机器进场抬走死者,血掌印很快被擦拭干净。赫里斯正要离席,忽又折返回来,问乔薇拉,“你觉得如果把你放进去,你会赢吗?”
乔薇拉起身,漫不经心掸掉身上的碎纸花,“她有buff。痛觉减弱。”
赫里斯重复,“你会赢吗?”
实验体的buff各不相同,痛觉减弱算是很有用的近战buff。乔薇拉脑中的共生芯片可以勘察地形,也可监测以及对战对手的身体指标:体温、速度、反应时间、肌肉张力甚至瞳孔变化,而这种buff显然不适合近战,除了分散注意力毫无用途。

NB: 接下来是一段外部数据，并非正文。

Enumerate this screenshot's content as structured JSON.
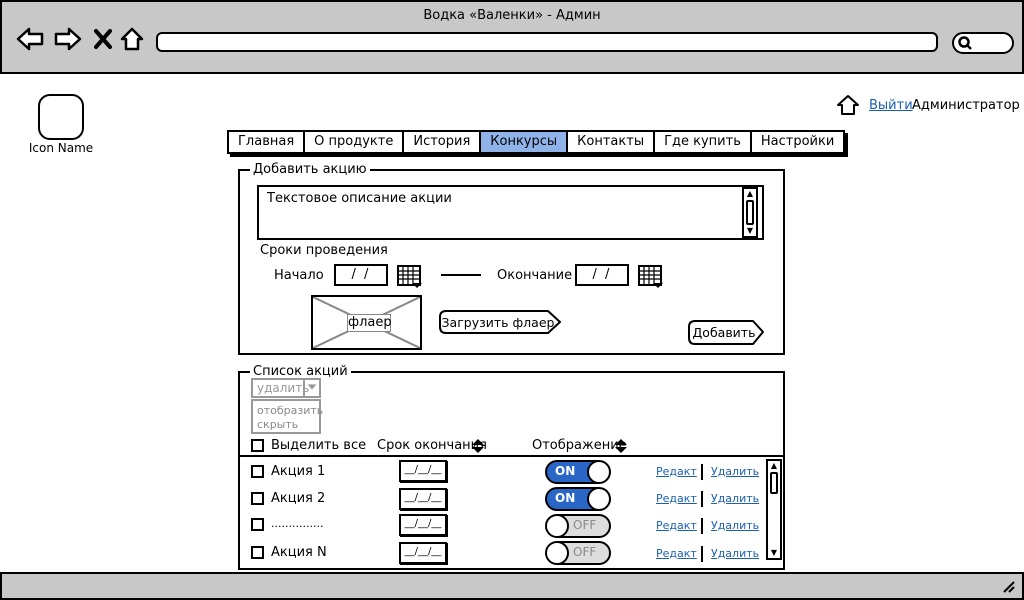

说来也巧,乔薇拉从没和宁寒霜正面打过,在战斗评分差不多的情况下,很难说谁会在命悬一线时爆发出更大潜力。可要论与对战宁寒霜最类似的情景,乔薇拉曾有一次被赫里斯扔进虎笼。老虎拍下一掌足够震碎巨石,但那次乔薇拉还是赢了,九只死虎一字排开,乔薇拉竟奇异地感受到此前从未有过的、对温驯猫咪的怜爱。因此赫里斯的问题或许相当于,乔薇拉愿不愿意向横尸当场的宁寒霜给予怜爱,即使这个过程凶险崎岖。
“我会赢。”
乔薇拉带入思索片刻,然后郑重回答。
下午乔薇拉有自选课,林桑与林映雪则需要去实验中心一直待到第二天上午。分道扬镳时乔薇拉听见林映雪在开解林桑,“以后你还是别跟医疗班蹭实习了,迟早有一天会变得和他们一样优柔寡断。”
傍晚乔薇拉在商店买了补剂。乔薇拉对于食物并不热衷,摄入食物某种程度上也算浪费时间的一种,林桑不在更是没了拽她吃饭的人,省下时间可以回宿舍看书。
夜色被灯光驱赶得无处藏身,封闭长廊里更是堂皇如白昼,钟声敲过七下,食堂正是热闹的时候。长廊转角有一处露天区域,路过时能闻到烤面包的香气,角落种着玫瑰,总有学生偷偷将其当作给心上人的献礼。
很少有人在这么早的时间回宿舍,整栋楼只有门口亮着两盏路灯。乔薇拉上楼,开门,摸黑接了杯冰水喝,然后在冰水喝完的瞬间猝然探手捞过一双衣领,将藏在阴暗角落中的男人用力拖了出来。
强壮身体被重重推到墙边,后背抵着墙面,然而方寸之间情势急速倒转,乔薇拉被对方轻而易举钳着肩膀扔了出去。
乔薇拉顺势滚进沙发化解力道,向对方掷了只猫。
是林桑先养的猫,后来猫下崽,就送给乔薇拉一只。乔薇拉一直把这东西当摆件,屎是林桑铲,连粮都是林桑喂。林桑说屋子是死的,家里应该有点活物气息,她们老是不在宿舍,给乔薇拉添只猫可以镇宅。
狸花猫在空中喵呜一声,旋即就被接住。灯光亮起,猫瞳上方是一双灰绿色的眼睛,男人领口挺阔熨帖,玳瑁纽扣系得一丝不苟。
当实力悬殊,区分高下十分容易,在黑暗中时乔薇拉就知道自己不是对方的对手,那说明对方只可能是实验体。
“安德烈·菲德内尔。”乔薇拉叫出对方的名字,甩开落在肩上的长发,目不转睛,依旧是风声鹤唳的防御姿态,“你怎么会在这里?”